Wednesday, April 25, 2012

Time Out on Rabid Rabbit

A nice preview for the band's Sunday (4/29) show...

Rabid Rabbit at Empty Bottle | Concert preview

Chicago doom purveyors drown their sorrows in low end.
By Areif Sless-Kitain
 

Rabid Rabbit
Photo: Mariah Karson

Don’t let the name fool you. Rabid Rabbit moves at an ominous, glacial pace. The Garfield Park group has grown into a unique and potent purveyor of doom, with an outlook that extends from a placid grimace to an imposing scowl. After several iterations, the lineup has solidified into a quartet unified in vision and intent, featuring not twin guitars but two basses.

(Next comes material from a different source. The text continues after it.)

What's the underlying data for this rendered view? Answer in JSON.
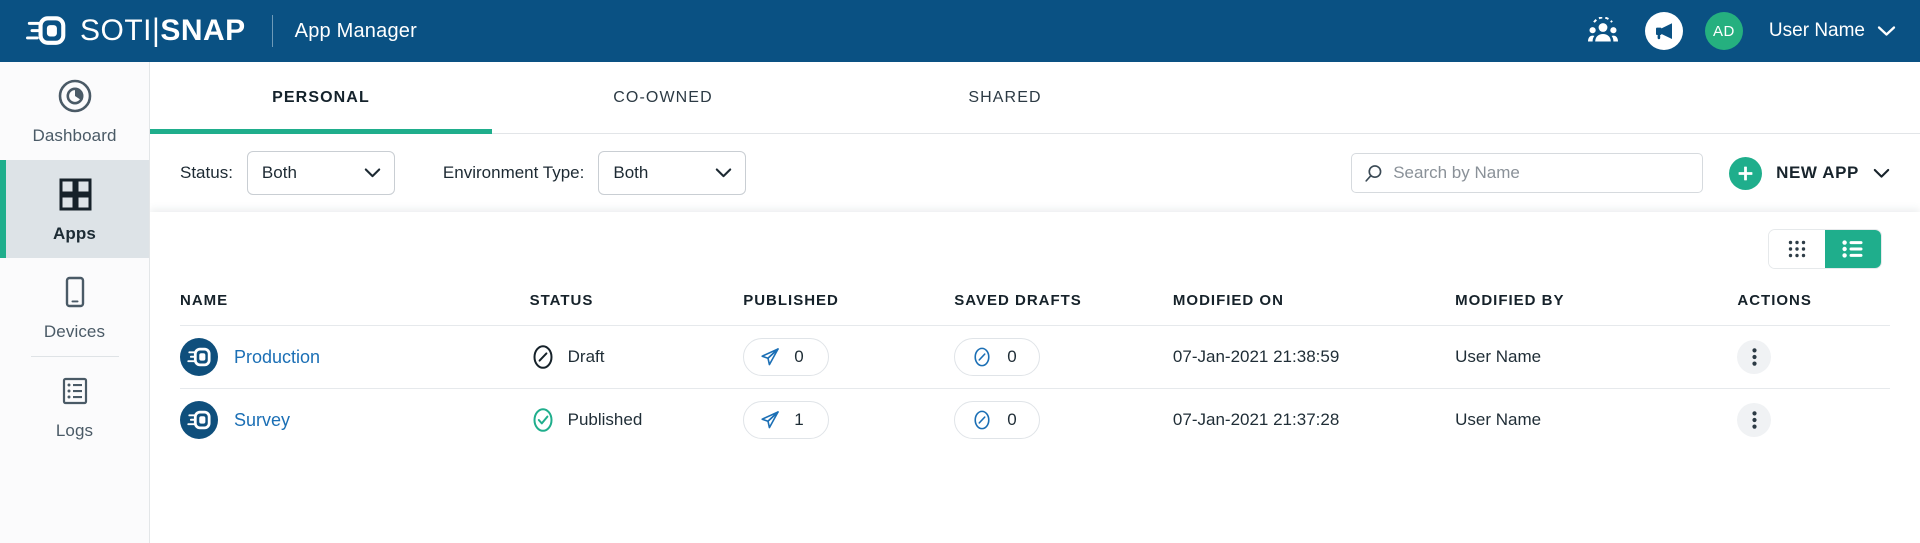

The subsuming low end is hardly the only way in which the band deviates from its peers.
That much is startlingly evident on the band’s impressive second album, last year’s Czarny Sen, which translates to black dream in Polish, a nod to vocalist-bassist Andrea Jablonski’s homeland. Her haunting monotone approaches a drone, set against guitarist Dan Sullivan’s grim power chords and pro shredding. Her voice lends tonal variation to an otherwise proudly bleak palette. Second bassist Arman Mabry and drummer Mike Tsoulos thicken the concoction to a cosmic funeral dirge.
The group’s talent for the unlikely includes improvisation, as saxophonist Dave Rempis demonstrates via scalding skronk both on the record and often live. He’s not on hand at the Bottle tonight, but Rabid Rabbit’s devastating art-sludge never fails to leave a glorious stain on the local scene.